While physical pain might not accompany the music received by adoring audiences, it’s been known to take a toll on those performing it. Hearing loss is a common issue for musicians who are continually exposed to loud tones and fail to use hearing protection.
In fact, one German study found that working musicians are almost four times more likely to suffer from noise-related hearing loss than someone working in another profession. Those same musicians are also 57 percent more likely to have constant ringing in their ears, also known as tinnitus.
For musicians who are regularly exposed to noise levels higher than 85 decibels (dB), these findings aren’t surprising. One study revealed that volumes above 110dB can begin to impact nerve cells, degrading the ability to send electrical signals from the ears to the brain. This damage is usually permanent.
Noise-induced hearing loss can impact musicians who play all kinds of music, but individuals who play the loudest music typically run the greatest risk for hearing loss. And there have been many popular rock ‘n’ roll musicians to have their careers shortened, or at least, delayed, as a result of noise-related hearing loss.
One musician who deals with tinnitus and partial deafness is Pete Townshend of the British rock band The Who. Frequent and recurring exposure to loud music is most likely the cause of Townshend’s hearing problems. Over the years, Townshend has addressed these problems in several different ways as his symptoms have progressed.
On the band’s 1989 tour, Townshend decided to play acoustically and shield himself from direct contact with loud noises by playing behind a glass partition. At a concert in 2012, the volume turned out to be too loud for the guitarist, who decided to leave the stage to escape the noise.
Another hard rocker, Alex Van Halen of the band Van Halen, also dealt with considerable hearing loss as a result of increased noise levels. As reported by Van Halen himself, the drummer lost 60 percent of his hearing in his left ear and, 30 percent in his right.
Looking for a way to reduce the ongoing degeneration of his ability to hear, Van Halen consulted with the band’s soundman on a custom-fitted in-ear monitor. This allowed him to hear the music more clearly and at a lower level by connecting wirelessly to the soundboard.
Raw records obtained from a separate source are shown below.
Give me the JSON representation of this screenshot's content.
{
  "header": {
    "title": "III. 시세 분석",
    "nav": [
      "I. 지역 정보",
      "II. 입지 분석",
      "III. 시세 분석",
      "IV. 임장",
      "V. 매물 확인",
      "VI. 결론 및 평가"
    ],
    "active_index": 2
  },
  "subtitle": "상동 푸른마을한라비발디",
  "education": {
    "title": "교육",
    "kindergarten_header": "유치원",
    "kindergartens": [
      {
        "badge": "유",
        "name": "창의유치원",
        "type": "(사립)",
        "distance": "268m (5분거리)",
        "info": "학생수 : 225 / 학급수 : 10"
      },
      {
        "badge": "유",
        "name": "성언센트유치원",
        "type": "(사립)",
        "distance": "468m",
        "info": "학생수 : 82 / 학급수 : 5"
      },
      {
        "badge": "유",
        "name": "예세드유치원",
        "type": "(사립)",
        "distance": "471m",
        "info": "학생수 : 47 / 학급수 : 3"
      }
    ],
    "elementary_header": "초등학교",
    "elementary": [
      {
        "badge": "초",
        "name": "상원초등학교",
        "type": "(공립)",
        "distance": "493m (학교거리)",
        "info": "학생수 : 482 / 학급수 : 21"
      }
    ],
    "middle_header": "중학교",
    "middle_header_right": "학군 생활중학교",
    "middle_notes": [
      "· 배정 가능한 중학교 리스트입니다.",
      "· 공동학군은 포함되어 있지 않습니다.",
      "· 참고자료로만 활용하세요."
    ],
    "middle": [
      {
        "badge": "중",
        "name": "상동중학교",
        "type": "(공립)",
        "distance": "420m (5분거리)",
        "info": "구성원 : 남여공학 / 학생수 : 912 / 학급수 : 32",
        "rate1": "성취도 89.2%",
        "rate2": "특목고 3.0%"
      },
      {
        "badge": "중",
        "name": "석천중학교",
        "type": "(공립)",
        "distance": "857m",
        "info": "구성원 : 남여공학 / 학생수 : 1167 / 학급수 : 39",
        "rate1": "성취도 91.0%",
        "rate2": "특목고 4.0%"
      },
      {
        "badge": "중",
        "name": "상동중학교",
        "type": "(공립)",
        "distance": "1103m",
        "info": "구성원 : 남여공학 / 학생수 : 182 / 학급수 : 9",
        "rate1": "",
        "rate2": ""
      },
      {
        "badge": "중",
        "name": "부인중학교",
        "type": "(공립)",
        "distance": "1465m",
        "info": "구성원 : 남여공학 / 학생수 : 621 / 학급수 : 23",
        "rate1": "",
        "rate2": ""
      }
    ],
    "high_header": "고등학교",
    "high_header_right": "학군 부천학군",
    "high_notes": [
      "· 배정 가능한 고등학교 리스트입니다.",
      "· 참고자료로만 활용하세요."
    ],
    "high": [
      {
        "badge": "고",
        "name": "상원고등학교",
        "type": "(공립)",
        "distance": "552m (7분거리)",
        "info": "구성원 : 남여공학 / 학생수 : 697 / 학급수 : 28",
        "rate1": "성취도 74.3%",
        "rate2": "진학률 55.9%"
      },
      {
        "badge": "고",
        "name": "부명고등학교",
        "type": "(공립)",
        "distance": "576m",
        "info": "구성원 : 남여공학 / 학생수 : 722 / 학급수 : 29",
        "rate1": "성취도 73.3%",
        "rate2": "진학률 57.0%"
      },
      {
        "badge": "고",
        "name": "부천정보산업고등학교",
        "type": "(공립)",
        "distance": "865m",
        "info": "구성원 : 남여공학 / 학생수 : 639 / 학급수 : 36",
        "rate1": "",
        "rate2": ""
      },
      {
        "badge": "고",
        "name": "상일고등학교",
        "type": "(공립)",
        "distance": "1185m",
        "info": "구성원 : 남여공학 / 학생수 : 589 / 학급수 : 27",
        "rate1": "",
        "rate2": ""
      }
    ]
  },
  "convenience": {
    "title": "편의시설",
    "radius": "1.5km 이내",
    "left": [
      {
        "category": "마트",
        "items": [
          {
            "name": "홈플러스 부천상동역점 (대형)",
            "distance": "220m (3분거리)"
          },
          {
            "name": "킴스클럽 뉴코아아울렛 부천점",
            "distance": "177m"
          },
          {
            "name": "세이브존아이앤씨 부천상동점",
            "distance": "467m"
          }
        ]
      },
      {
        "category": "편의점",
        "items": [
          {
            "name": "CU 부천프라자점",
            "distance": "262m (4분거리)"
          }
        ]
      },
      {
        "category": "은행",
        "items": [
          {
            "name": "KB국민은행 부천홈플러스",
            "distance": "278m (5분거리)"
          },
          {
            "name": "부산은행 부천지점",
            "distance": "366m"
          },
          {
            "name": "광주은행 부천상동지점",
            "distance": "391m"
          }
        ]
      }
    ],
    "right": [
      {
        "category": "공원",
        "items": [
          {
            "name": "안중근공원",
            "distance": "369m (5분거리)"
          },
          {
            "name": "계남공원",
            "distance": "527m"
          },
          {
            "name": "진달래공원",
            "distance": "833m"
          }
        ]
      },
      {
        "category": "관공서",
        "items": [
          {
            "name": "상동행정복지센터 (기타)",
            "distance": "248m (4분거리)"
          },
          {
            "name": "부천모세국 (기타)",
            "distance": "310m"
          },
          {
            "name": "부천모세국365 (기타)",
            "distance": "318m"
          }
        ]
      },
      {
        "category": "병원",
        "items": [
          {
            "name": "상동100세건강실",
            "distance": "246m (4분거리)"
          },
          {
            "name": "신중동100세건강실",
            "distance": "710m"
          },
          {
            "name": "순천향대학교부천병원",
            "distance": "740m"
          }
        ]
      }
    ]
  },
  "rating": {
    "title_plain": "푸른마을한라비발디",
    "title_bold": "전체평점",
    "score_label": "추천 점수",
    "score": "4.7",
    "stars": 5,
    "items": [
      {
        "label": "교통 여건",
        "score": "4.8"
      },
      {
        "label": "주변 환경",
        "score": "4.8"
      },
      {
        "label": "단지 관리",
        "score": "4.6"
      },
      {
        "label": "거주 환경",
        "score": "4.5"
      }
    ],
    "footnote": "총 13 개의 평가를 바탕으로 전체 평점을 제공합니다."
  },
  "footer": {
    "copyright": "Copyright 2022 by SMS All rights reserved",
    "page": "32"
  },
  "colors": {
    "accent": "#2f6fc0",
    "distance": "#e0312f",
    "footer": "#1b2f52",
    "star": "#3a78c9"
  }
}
That prototype subsequently became so successful that the band’s sound-man started manufacturing them commercially and eventually sold that company to a major sound and video technology outfit for $34 million.
Townshend and Van Halen are just two names on a long “who’s who” list of musicians and singers, including Eric Clapton and Sting, to encounter noise-induced hearing difficulties.
But there’s one singer in the United Kingdom who discovered another way to fight her own battle with hearing loss effectively. And while she might not have Clapton’s international name recognition or Sting’s history of record sales, she does have a set of hearing aids that have helped to resurrect her career.
English musical theater powerhouse, Elaine Paige, has been dazzling audiences for more than 50 years from stages in London’s West End. Five decades of performing damaged Paige’s hearing to the point she experienced considerable hearing loss. Paige revealed that she has been relying on hearing aids for years.
Paige said that she wears her hearing aids every day to combat her hearing loss and asserts that her condition has no bearing on her ability to work. And that’s good news to theater fans in the U.K.